Adaptation is not only essential to contrast adverse consequences of climate change, but is also increasingly intertwined with countries’ socioeconomic development and sustainability prospects.
Among the evidences that show the policy relevance of adaptation strategies, all developing countries’ Nationally Determined Contributions presented at the Paris COP 21 include explicit adaptation targets, and a large majority of planned adaptation actions fall within the boundaries of standard public-sector planning and management practices.
Nevertheless, mainstreaming climate change and adaptation into the policy decision process encounters many barriers. Adaptation, cross cutting by nature, imposes a difficult synthesis and potential tension across different policy domains, administrative and responsibility levels. Similarly, it has also to reconcile legitimate differences in social actors’ view about how adaptation resources are distributed and the values that adaptation seeks to protect.
A policy session organized by CMCC at the 6th World Congress of Environmental and Resource Economists (WCERE) gathered today (June 29, 2018) in Gothenburg, Sweden, a high-level panel of policy experts and scientist from major international institutions working at the interface between adaptation science, policy design and implementation, to exchange experiences, best practices, findings on innovative solutions for a more effective and policy viable climate change adaptation action.
The session, entitled “Adapting to climate change or adapting to develop?

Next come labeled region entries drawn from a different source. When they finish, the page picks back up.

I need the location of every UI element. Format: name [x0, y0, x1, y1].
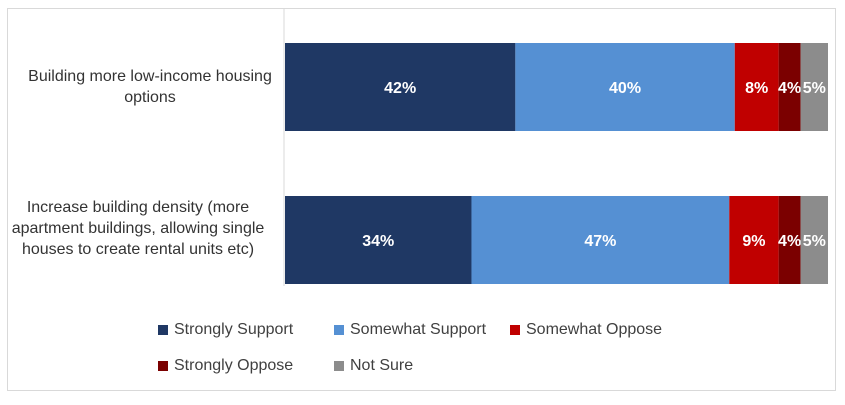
- data-label-building-density-not-sure: 5%: [803, 233, 826, 250]
- legend-swatch-strongly-oppose: [158, 361, 168, 371]
- legend-item-strongly-support: Strongly Support: [158, 320, 293, 340]
- legend-swatch-not-sure: [334, 361, 344, 371]
- bar-building-density-strongly-oppose: [778, 196, 801, 284]
- legend-swatch-somewhat-support: [334, 325, 344, 335]
- legend-swatch-strongly-support: [158, 325, 168, 335]
- category-label-building-density: Increase building density (more apartmen…: [11, 199, 265, 258]
- bars-layer: 42% 40% 8% 4% 5%34% 47% 9% 4% 5%: [285, 43, 828, 284]
- bar-building-density-not-sure: [800, 196, 828, 284]
- bar-low-income-housing-somewhat-support: [515, 43, 735, 131]
- category-label-low-income-housing: Building more low-income housing options: [28, 68, 272, 106]
- bar-building-density-strongly-support: [285, 196, 472, 284]
- legend-item-not-sure: Not Sure: [334, 356, 413, 376]
- bar-low-income-housing-somewhat-oppose: [734, 43, 779, 131]
- data-label-low-income-housing-strongly-support: 42%: [384, 80, 416, 97]
- legend-label-strongly-oppose: Strongly Oppose: [174, 357, 294, 374]
- legend-label-not-sure: Not Sure: [350, 357, 414, 374]
- bar-building-density-somewhat-support: [471, 196, 730, 284]
- data-label-low-income-housing-strongly-oppose: 4%: [778, 80, 801, 97]
- bar-low-income-housing-strongly-oppose: [778, 43, 801, 131]
- data-label-building-density-strongly-oppose: 4%: [778, 233, 801, 250]
- legend-item-somewhat-support: Somewhat Support: [334, 320, 486, 340]
- data-label-low-income-housing-not-sure: 5%: [803, 80, 826, 97]
- legend-swatch-somewhat-oppose: [510, 325, 520, 335]
- legend-label-strongly-support: Strongly Support: [174, 321, 294, 338]
- data-label-low-income-housing-somewhat-support: 40%: [609, 80, 641, 97]
- data-label-building-density-strongly-support: 34%: [362, 233, 394, 250]
- chart-frame: [7, 8, 836, 391]
- bar-low-income-housing-not-sure: [800, 43, 828, 131]
- legend-item-strongly-oppose: Strongly Oppose: [158, 356, 293, 376]
- legend-item-somewhat-oppose: Somewhat Oppose: [510, 320, 662, 340]
- data-label-building-density-somewhat-support: 47%: [584, 233, 616, 250]
- data-label-building-density-somewhat-oppose: 9%: [742, 233, 765, 250]
- bar-low-income-housing-strongly-support: [285, 43, 516, 131]
- legend-label-somewhat-oppose: Somewhat Oppose: [526, 321, 663, 338]
- data-label-low-income-housing-somewhat-oppose: 8%: [745, 80, 768, 97]
- bar-building-density-somewhat-oppose: [729, 196, 779, 284]
- legend-label-somewhat-support: Somewhat Support: [350, 321, 487, 338]
- chart-legend: Strongly Support Somewhat Support Somewh…: [158, 320, 718, 384]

Challenges and opportunities for a policy viable and effective climate change adaptation action”, was introduced and chaired by Francesco Bosello, Director of the CMCC division on Economic analysis of Climate Impacts and Policy (ECIP).
Michael Mullan, leader of the Organisation for Economic Cooperation and Development’s (OECD) work on climate change adaptation, focused his presentation on the theme of climate-resilient infrastructures: recent OECD’s studies estimate that USD 6.3 trillion of new infrastructure investment is needed globally every year to sustain growth. “Decisions made about the location and design of these investments will affect communities’ vulnerability to the effects of climate change. Getting things right at the outset will be cheaper and less disruptive than being forced into subsequent costly retrofitting” Mullan affirmed. This requires a coordinated policy response to ensure that infrastructure owners and developers have the incentive and capacity to integrate resilience.

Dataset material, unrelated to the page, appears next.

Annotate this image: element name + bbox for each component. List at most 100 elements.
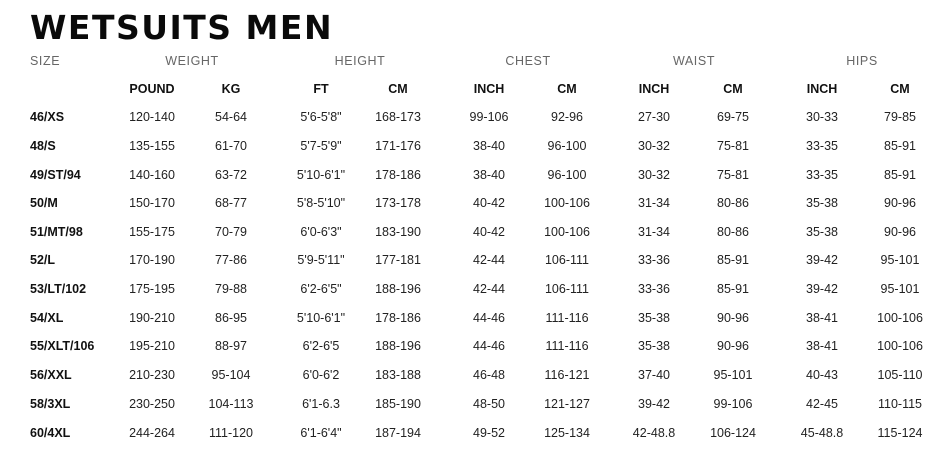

A constant process for enhancing policy coherence and improving the knowledge base to support policies and practices is also needed to foster disaster risk reduction, that has become a global and European priority. Sergio Castellari from the European Environment Agency (EEA), presented selected cases from various European countries in which effective coherence between climate change adaptation and disaster risk reduction has been achieved, highlighting emerging innovative tools national, regional and local authorities are using to tackle the impacts of weather- and climate-related hazards. Case studies can be found in the EEA Report 15/2017, Climate change adaptation and disaster risk reduction in Europe.
Talking about climate change adaptation requires a reflection on climate finance, that was given by Paul Watkiss (Paul Watkiss Associated). International Finance Institutions and Development Banks have made ambitious pledges to scale-up adaptation finance spending, in both Europe and in Least Developed Countries. At the same time, countries are developing national adaptation plans, as well as investment pipelines and projects, to access this finance. However, there are major gaps between investment demand and the supply of projects, which arise from the challenges in adaptation programming and especially economic appraisal. Such challenges were analysed, and new opportunities for useful exchange between policy-makers and academics were presented.
The policy session was organized in the context of the five-day World Congress of Environmental and Resource Economists (WCERE2018, 25-29 June, 2018), where about 1,500 academics, experts and policy makers from all over the world gathered to present and discuss new research in the field of environmental and resource economics, but also engage in a dialogue about how to manage global and complex environmental problems such as climate change.